Providence Act 1 by Alan Moore
My rating: 4 of 5 stars
As one of maybe a dozen people who actually enjoyed Neonomicon, getting my hands on the first set of Providence, Alan Moore's latest foray into the Mythos, was a bit of a priority. I don't know if we call this a prequel, spiritual or otherwise, to his Neonomicon/Courtyard, but the mood it exists in certainly matches up, and that might be all that matters.
For this story, though, we're in late-1910s New England (of course) with a journalist-type exploring some information on a story supposedly inspired by The King in Yellow (which gained some prominence for those of us in the real world thanks to True Detective a few years back) that is causing people some issues (to put it mildly).
The story is a real slow burn in many ways. One thing Moore does in this one is intersperse the comic form with a lot of text, and, frankly, this doesn't work so much for me as I would have preferred all one way or all the other. The way the tale jumps back and forth between comic and prose is too jarring (and the prose is not simply like you'd expect in book form, either) to really be resonant. The art, however, continues to be second-to-none, and Burrows in particular has a style that I really associate with Lovecraftian comics for better or for worse, now.

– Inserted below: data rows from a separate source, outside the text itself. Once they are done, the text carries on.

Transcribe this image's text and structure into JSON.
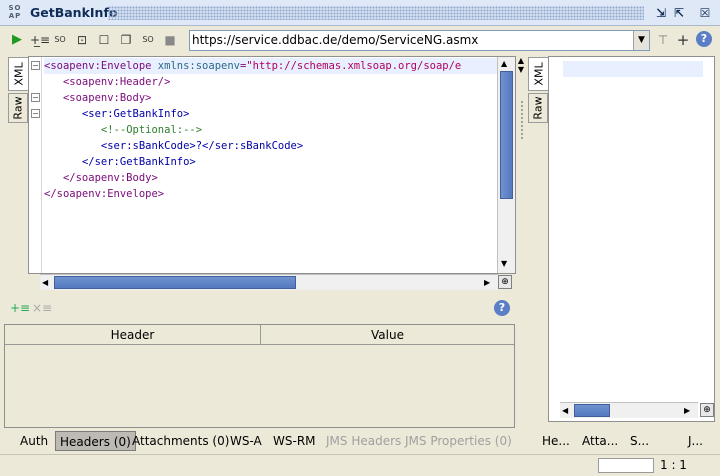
{
  "window": {
    "title": "GetBankInfo",
    "soap_icon": "SO AP"
  },
  "toolbar": {
    "url": "https://service.ddbac.de/demo/ServiceNG.asmx"
  },
  "request_tabs": [
    "XML",
    "Raw"
  ],
  "response_tabs": [
    "XML",
    "Raw"
  ],
  "editor": {
    "lines": [
      {
        "indent": "",
        "open": "<soapenv:Envelope ",
        "attr": "xmlns:soapenv",
        "eq": "=",
        "val": "\"http://schemas.xmlsoap.org/soap/e"
      },
      {
        "indent": "   ",
        "text": "<soapenv:Header/>"
      },
      {
        "indent": "   ",
        "text": "<soapenv:Body>"
      },
      {
        "indent": "      ",
        "text": "<ser:GetBankInfo>"
      },
      {
        "indent": "         ",
        "text": "<!--Optional:-->"
      },
      {
        "indent": "         ",
        "text": "<ser:sBankCode>?</ser:sBankCode>"
      },
      {
        "indent": "      ",
        "text": "</ser:GetBankInfo>"
      },
      {
        "indent": "   ",
        "text": "</soapenv:Body>"
      },
      {
        "indent": "",
        "text": "</soapenv:Envelope>"
      }
    ]
  },
  "headers_table": {
    "columns": [
      "Header",
      "Value"
    ]
  },
  "bottom_tabs": [
    {
      "label": "Auth",
      "state": "normal"
    },
    {
      "label": "Headers (0)",
      "state": "active"
    },
    {
      "label": "Attachments (0)",
      "state": "normal"
    },
    {
      "label": "WS-A",
      "state": "normal"
    },
    {
      "label": "WS-RM",
      "state": "normal"
    },
    {
      "label": "JMS Headers",
      "state": "disabled"
    },
    {
      "label": "JMS Properties (0)",
      "state": "disabled"
    }
  ],
  "response_bottom_tabs": [
    "He...",
    "Atta...",
    "S...",
    "J..."
  ],
  "status": {
    "position": "1 : 1"
  },
  "colors": {
    "accent": "#5478be",
    "title_text": "#0d2d57"
  }
}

Overall, I don't see this drawing in new readers to the Mythos or to Moore's Lovecraftian stuff period, just because of how strange and nonstandard it is. For someone who is a major fan of both, however, this felt like a bit of a misstep in comparison while still being one of the most engaging reads in this area I've had in some time. Really, your enjoyment of this will depend on your tolerance for the weird (and The Weird) as well as the format Moore opted to run with here.